As an example, he cites the infamous Indonesia-based gold fraud of the 1990s, Bre-X.

“That went from having a million fake ounces of gold to 183 million fake ounces, and the stock went up 200-fold. But if you had been short even 1%, you were bankrupt.

“One of the questions we ask is if we hit the next Bre-X, how much money do we lose? And part of our control system is to make sure that number is low.”



If you short a $100 billion company on Wall Street, and you are right before all the famous people, that proves that you know what you are doing - John Hempton, Bronte Capital


Hempton says “almost all our [short] book are frauds”, but he has occasionally shorted dying stocks in sunset industries. Research in Motion, the Canadian maker of the Blackberry that was eclipsed by Apple, is one, and is the exception that proves the short-the-fraud rule.

“My longs have been about 2% better than the market – respectable but not astonishing; not statistically far from zero or different from the market,” he says.

Still, shorts clearly seem more, well, fun to Hempton. They stir the regulator in him – his 1990s were mostly spent as a civil servant in Canberra working on countering tax avoidance – the swotty strategist (his lucrative post-Canberra years were with billionaire investor Kerr Neilson) and even the investigative journalist.

And it’s a reputation he seems to like fostering. His appearance on ‘Dirty money’ was calculated.

“That was fun, to prove that our methods worked,” he says. “If you are short some dodgy stock in the UK, that’s sort of interesting, but if you short a $100 billion company on Wall Street, and you are right before all the famous people, that proves that you know what you are doing.”

Cult following

Hempton has a near cult following among hedgies and investors. One of his clients is Malcolm Turnbull, Australia’s former prime minister. Alex Hill, co-founder of Singapore-based Tantallon Capital Advisors, has been reading Hempton’s blog for years and laments never meeting him.

“I like his take,” says Hill. “He’s an alternate thinker, definitely outside of the box, and he tends to do his own research. Nor is he afraid to speak his mind or take on others bigger than him.”

He is also well followed at the national market regulator, the Australian Securities and Investments Commission (Asic). Says one of Asic’s senior lawyers: “Whenever John speaks, we listen. Bronte has a weight in the market that outweighs the money it invests.”

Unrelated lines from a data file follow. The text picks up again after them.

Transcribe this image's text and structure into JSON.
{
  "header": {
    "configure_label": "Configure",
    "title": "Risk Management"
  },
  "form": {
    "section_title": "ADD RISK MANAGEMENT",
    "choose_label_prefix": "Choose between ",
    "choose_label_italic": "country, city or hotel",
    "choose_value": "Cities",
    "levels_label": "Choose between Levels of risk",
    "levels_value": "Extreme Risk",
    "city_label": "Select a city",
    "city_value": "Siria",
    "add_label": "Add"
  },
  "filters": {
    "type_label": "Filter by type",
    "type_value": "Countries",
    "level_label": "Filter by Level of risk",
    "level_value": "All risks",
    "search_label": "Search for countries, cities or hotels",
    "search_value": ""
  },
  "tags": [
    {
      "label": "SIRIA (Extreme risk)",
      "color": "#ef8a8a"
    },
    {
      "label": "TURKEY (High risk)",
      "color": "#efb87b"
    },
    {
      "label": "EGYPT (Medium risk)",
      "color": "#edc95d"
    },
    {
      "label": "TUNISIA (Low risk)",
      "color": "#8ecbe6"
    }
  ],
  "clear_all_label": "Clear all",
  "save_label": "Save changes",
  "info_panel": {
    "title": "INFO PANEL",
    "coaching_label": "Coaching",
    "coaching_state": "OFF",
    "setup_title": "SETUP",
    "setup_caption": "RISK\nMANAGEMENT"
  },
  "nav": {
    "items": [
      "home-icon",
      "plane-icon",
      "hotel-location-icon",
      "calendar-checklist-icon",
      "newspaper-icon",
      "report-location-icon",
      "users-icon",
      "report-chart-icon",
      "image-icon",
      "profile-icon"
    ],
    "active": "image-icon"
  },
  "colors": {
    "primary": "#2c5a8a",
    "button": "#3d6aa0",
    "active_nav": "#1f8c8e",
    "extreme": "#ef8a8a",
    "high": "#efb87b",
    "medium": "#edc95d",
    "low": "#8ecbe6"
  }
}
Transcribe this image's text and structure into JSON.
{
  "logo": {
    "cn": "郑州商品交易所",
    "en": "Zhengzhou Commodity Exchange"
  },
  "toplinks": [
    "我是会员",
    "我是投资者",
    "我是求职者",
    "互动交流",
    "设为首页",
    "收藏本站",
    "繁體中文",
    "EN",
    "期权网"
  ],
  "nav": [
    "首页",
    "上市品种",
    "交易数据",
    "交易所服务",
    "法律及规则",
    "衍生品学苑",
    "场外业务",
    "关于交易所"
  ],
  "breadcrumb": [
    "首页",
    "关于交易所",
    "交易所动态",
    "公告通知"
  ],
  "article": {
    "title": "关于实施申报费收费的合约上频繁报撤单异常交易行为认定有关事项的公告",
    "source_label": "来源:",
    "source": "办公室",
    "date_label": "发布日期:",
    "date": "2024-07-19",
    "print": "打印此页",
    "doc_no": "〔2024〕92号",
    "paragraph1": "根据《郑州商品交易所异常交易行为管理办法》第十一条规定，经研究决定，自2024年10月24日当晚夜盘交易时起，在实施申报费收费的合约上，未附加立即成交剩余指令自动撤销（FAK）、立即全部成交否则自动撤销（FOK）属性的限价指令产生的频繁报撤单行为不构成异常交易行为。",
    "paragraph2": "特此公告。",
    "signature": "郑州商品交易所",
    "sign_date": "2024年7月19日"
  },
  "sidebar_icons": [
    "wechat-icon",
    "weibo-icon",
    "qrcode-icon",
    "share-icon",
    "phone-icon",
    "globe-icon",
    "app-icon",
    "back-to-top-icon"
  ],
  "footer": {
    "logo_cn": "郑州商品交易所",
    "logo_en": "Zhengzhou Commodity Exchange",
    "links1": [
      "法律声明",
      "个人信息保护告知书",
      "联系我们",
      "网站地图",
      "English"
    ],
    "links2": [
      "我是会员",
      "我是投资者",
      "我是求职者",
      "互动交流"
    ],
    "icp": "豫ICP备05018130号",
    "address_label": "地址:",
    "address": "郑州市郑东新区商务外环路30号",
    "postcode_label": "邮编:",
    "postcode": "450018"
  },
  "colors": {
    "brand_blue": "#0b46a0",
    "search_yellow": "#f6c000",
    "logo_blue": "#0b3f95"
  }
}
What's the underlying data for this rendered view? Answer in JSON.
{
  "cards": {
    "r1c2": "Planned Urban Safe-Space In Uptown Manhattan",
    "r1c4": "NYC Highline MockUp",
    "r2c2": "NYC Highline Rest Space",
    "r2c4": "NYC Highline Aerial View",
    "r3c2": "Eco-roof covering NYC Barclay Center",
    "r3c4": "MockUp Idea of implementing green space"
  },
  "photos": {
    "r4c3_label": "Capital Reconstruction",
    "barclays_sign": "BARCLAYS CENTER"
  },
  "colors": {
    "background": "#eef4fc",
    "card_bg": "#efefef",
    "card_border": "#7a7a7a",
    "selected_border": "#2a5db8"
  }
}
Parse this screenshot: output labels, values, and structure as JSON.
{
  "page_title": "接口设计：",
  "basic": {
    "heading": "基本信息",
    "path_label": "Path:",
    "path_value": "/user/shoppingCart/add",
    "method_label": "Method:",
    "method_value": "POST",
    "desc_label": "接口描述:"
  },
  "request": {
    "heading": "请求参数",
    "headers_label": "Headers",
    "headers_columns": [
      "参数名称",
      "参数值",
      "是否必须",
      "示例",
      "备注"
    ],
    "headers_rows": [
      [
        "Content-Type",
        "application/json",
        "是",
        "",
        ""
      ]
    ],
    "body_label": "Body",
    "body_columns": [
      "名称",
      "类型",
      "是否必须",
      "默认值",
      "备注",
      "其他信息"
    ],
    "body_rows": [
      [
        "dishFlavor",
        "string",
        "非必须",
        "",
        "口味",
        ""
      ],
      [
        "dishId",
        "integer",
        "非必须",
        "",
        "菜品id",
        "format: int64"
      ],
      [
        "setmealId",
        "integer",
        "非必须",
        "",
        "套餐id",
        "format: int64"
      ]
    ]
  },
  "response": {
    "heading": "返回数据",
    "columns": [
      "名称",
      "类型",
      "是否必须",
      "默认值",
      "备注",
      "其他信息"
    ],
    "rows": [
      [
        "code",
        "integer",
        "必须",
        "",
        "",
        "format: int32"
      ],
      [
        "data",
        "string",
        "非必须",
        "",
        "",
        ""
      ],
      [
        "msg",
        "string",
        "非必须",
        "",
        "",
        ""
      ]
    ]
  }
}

He’s an alternate thinker, definitely outside of the box... Nor is he afraid to speak his mind or take on others bigger than him - Alex Hill, Tantallon Capital Advisors


That Asic is grateful to Bronte stems from Hempton’s 2009 exposure of a $300 million fraud at what proved to be a fake Australian fund manager called Trio Capital. Hempton’s letter to the regulator about Trio opened with: “You should call the federal police – and if you don’t I will.”

“And they did,” he says. “I gave that to Asic as a charity job, as a good citizen. There was nothing in it for me. I made no money on that.”

A year earlier in a post headlined ‘Hookers that cost too much, flash German cars and insolvent banks,’ Hempton flagged a crisis in Baltic banking, a post that would prove prophetic.

“Regulators, even the best ones, are completely overwhelmed,” Hempton notes. “Their job is harder than mine. Mine is just the balance of probabilities, a reasonably articulable suspicion. Their burden of proof is miles high. Yes, they have subpoena power, but they don’t use it enough.”

Bureaucracy is another obstacle – and standards.

“There are 1,000 staff at Asic, and less than 50 I would even contemplate interviewing,” he says.

Still, Hempton has rules. He tends not to disclose his shorts, although sometimes his positions have been aired accidentally or outside his control, with consequences.

“I’ve had phone call threats – and I take them seriously,” he says.

“Don’t go public on companies in England because the defamation laws are horrible. Don’t short Chinese frauds from particular areas in the south of China. It’s a health risk,” he says. “Don’t publicly short any companies from the south of Italy whose directors have Sicilian surnames. If you short them, you certainly don’t want to tell anybody because it’s the horse’s head in the bed.”